Saturday, September 25, 2010

Manic Cleaning, Croup and College

This last week was all about getting our oldest son to college. But when I’ve been asked, “how was your week?” I’m coming up blank. It was a blur. A blur punctuated by manic bursts of online shopping and house cleaning when I wasn’t tending to our suddenly croupy younger son, who proceeded to spend the rest of the week sick and is currently hacking up a lung in front of his computer screen studying Pokemon.

He was supposed to stay home with his sister after school while we delivered our first-born to his dorm room. But he was too sick to go to school. And no one was available during school to watch him. The up-side to his illness is that he was compliant and uncomplaining during the trip with his head stuffed up and his system saturated with antihistamines. He was a piece of cake.

I, on the other hand, have been something of a nervous wreck. Not that I’m having empty nest syndrome or anything, because the nest is far from empty and the boy is ready to fly, but because I can’t do everything. I have to let go. I’ve done as much as I can to get the guy ready and we’re at the point where mom let’s go of the sweatshirt and the kid rides off on two wheels.

So I’ve had to keep busy. On Monday, before younger son was sick, I spent the day exercising and indulging in spending birthday money from my mother. I needed a distraction. Shiny things do that for me. On Tuesday we were awakened by a croaking outside our door that was oh so familiar.

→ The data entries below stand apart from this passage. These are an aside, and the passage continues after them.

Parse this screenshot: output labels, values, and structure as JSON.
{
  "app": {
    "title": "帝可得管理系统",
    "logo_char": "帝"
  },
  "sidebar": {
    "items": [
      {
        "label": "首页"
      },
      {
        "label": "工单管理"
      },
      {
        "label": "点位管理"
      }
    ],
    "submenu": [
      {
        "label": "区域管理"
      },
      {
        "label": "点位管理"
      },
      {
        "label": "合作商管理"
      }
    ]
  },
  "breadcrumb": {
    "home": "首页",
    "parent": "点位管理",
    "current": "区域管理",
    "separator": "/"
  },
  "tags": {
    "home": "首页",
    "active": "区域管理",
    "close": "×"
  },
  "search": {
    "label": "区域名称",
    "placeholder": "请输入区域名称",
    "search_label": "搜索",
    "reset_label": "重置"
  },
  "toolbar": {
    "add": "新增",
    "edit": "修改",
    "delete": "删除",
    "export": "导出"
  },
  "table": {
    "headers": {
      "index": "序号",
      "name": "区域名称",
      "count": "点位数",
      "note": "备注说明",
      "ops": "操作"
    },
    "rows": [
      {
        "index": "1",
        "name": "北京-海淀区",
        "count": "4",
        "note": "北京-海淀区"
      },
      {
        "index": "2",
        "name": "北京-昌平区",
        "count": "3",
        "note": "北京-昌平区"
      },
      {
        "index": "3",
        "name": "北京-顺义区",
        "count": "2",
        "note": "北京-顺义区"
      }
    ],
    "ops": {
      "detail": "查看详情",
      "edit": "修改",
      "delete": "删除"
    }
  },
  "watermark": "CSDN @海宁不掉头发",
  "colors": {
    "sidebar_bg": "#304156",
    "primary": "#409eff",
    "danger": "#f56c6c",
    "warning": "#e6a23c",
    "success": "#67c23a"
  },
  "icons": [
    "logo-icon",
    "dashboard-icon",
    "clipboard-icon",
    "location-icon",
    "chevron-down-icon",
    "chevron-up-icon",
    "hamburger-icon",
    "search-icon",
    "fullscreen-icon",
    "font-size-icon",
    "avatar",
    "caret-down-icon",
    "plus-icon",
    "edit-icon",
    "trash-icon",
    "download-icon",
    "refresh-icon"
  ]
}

My wife and I looked at each other and sighed, knowing this wasn’t going to pass in a moment. We’ve seen more than our share of croup.

As previously mentioned, sick = compliant and sweet with our younger son, so I was able to prop him in front of a series of Scooby Doo episodes and go on a cleaning binge to keep my idle hands from becoming devilish, and to keep me from diving into the list of tasks our older son was supposed to accomplish ON HIS OWN. I scrubbed the bath and shower tiles in the main bathroom, I swept the whole main floor, I cleaned windows and mirrors, I took out garbage and did dishes.

I also started piling the things that needed packing on the dining room table. I couldn’t help myself.

Wednesday was swallowed up in a late-start at school, monkey bread with my mum and our son’s girlfriend, followed by efforts to keep our younger son occupied while the older one finally got down to packing. After school his girlfriend showed up again and helped him fold clothes, pack his gear, and walk down memory lane as he cleaned up his room. She ate sushi with us and hung out until she had to go home. It was sweet.

Delivery Day was more efficient than I’d imagined it would be. The van packed up, the boys in the back, and we were off, stopping for a caffeine fix on the way. And once we found parking on campus, it was a single trip with a hand truck and the four of us to transport his material goods to his dorm room with a view. I kept little guy busy while my wife set up the computer system (that is her forte), and then it was time for lunch together and then goodbye. Our older son looked exhausted and ready for a nap. We felt the same.

No tears, despite predictions that I would cry my eyes out. He’s not that far. He won’t be a stranger, and with a girlfriend here he’ll be more likely to visit, though I’m certainly happy to bribe him with food to entice him. There’s Facebook and email and texting and all these things that weren’t there when my wife and I were dropped at college and expected to fend for ourselves and call once a week, maybe.

Naturally, I got sick the next day, and am still snuffly, though my energy has returned. Yesterday I just moved from soft surface to soft surface when I wasn’t meeting the needs of his highness the almost-recovered. Sick kids are compliant, recovering kids are demanding and ornery. Our daughter’s come down with it, too, and is in the soft surface to soft surface stage, but she doesn’t have to bounce up to fix hash browns or fetch glasses of milk, so she remains supine.

I have a lovely sense of closure, at least momentarily, because this is all as it is supposed to be. What we wanted when we had him almost nineteen years ago; for him to leave and begin a life of his own. It’s a good thing, even if I have to do a little manic cleaning to get through it.